Susan – Em todo lugar que a fundação atua, seja nos Estados Unidos ou não, damos apoio à infra-estrutura da comunidade filantrópica. Acreditamos que o terceiro setor precisa ser crítico sobre si próprio e necessita atingir padrões de qualidade em boas práticas e comportamento ético. Além disso, seu papel deve ser bem comunicado para a sociedade. Por isso financiamos associações de doadores de recursos e de organizações não-governamentais, além de pesquisas sobre o setor que medem como ele está crescendo e se transformando.

redeGIFE – Por que ainda não é comum entre outras organizações doadoras de recursos o investimento em infra-estrutura? Ainda há uma predileção pelos projetos que atuam naponta, direto com as comunidades, por exemplo?
Susan – Acho que porque muitas fundações são novas e estão lutando para criar sua própria identidade como doadores. Muitas não têm tempo de parar e pensar qual a verdadeira importância da infra-estrutura e quais as necessidades desta área. Mas eles perceberão a importância ao passo que ficarem mais maduros e trabalharem neste campo.

redeGIFE – Em sua palestra, a senhora afirmou que uma das formas de desenvolver a filantropia é criar associações de doadores de recursos. Por que estas associações são tão importantes?

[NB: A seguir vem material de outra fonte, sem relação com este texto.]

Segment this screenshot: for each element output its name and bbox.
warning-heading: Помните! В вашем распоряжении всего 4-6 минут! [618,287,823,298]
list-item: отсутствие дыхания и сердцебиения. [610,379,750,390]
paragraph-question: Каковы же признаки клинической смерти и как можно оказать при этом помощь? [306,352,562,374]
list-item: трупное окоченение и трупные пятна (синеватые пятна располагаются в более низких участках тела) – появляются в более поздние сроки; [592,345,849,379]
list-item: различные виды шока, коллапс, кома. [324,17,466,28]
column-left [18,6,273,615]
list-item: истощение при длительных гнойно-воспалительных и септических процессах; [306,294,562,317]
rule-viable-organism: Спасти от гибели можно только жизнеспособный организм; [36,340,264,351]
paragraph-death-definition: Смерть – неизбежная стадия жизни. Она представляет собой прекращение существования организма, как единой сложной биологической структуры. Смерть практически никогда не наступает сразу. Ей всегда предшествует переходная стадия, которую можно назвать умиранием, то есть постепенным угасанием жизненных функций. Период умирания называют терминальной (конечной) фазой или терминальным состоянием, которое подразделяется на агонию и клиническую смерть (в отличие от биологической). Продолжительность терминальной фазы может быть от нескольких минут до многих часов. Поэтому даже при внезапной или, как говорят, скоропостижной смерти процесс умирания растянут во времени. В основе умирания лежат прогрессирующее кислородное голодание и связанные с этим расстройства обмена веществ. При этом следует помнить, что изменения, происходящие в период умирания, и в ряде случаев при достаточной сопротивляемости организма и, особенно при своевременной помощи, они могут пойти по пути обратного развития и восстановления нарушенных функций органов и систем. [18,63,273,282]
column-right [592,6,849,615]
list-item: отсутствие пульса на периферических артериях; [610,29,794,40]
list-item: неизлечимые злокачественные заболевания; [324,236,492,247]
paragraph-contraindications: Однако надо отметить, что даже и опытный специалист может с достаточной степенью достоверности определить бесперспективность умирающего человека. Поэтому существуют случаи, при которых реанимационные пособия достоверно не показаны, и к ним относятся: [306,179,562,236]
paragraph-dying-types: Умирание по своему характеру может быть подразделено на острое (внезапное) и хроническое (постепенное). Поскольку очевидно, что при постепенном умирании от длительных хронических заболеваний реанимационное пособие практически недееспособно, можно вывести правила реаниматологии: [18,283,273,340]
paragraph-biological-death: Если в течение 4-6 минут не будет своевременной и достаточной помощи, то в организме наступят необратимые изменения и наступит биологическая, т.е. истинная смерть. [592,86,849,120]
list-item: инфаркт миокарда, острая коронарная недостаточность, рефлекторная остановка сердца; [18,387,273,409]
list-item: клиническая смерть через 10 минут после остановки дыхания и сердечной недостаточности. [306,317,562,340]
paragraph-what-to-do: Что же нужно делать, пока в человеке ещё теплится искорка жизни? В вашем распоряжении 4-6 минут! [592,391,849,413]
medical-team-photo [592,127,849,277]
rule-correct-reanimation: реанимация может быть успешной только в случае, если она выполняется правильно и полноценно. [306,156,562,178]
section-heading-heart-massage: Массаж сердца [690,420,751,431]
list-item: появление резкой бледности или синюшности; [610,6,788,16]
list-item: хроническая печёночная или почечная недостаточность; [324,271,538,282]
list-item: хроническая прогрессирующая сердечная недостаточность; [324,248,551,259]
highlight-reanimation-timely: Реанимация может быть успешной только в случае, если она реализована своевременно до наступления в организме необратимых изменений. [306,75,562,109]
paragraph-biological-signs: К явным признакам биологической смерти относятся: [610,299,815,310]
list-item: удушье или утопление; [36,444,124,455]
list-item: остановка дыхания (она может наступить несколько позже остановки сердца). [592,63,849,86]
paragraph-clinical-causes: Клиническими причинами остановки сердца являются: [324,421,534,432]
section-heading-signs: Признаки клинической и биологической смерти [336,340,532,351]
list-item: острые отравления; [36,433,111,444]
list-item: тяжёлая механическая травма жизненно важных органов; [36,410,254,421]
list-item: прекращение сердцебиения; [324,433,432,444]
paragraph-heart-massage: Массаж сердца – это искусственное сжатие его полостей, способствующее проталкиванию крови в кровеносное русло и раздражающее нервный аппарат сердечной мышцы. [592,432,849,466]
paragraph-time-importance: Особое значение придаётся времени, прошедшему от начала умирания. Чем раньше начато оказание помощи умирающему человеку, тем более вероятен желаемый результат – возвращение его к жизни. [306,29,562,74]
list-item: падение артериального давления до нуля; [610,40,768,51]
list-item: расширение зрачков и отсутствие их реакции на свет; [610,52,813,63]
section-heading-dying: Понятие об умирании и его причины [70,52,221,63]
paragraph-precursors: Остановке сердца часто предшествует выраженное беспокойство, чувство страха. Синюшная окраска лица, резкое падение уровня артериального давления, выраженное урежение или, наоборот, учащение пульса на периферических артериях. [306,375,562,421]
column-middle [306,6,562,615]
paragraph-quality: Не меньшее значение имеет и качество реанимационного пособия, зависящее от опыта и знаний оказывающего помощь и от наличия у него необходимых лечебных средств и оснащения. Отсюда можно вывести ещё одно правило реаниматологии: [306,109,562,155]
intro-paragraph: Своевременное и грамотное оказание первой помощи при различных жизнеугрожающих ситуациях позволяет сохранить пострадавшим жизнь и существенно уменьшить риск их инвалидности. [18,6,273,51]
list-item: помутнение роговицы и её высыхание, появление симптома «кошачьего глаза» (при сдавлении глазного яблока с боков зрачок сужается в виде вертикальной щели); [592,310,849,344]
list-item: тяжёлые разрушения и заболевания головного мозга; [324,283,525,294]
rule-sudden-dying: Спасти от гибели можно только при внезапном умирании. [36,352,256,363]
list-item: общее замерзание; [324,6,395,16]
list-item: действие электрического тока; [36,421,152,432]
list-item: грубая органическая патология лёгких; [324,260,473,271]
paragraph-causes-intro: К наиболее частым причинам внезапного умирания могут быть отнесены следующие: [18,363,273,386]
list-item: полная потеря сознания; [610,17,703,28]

Susan – Associações de doadores de recursos são vitais no cenário filantrópico. Elas ajudam as organizações a trocar experiências e compartilhar conhecimentos e estabelecem padrões éticos. As associações também auxiliam os doadores a comunicar suas iniciativas ao público em geral e assim eles podem difundir o conceito de filantropia e seu papel na sociedade. Muitas pessoas não sabem qual é esse papel em seu dia-a-dia. Poucas organizações podem atuar desta forma. Só as associações podem. Em todos os países que a Fundação Ford atua, procuramos por doadores que desejam se unir e compartilhar idéias e damos suporte a eles. Oferecemos recursos para que eles construam a infra-estrutura necessária de trabalho.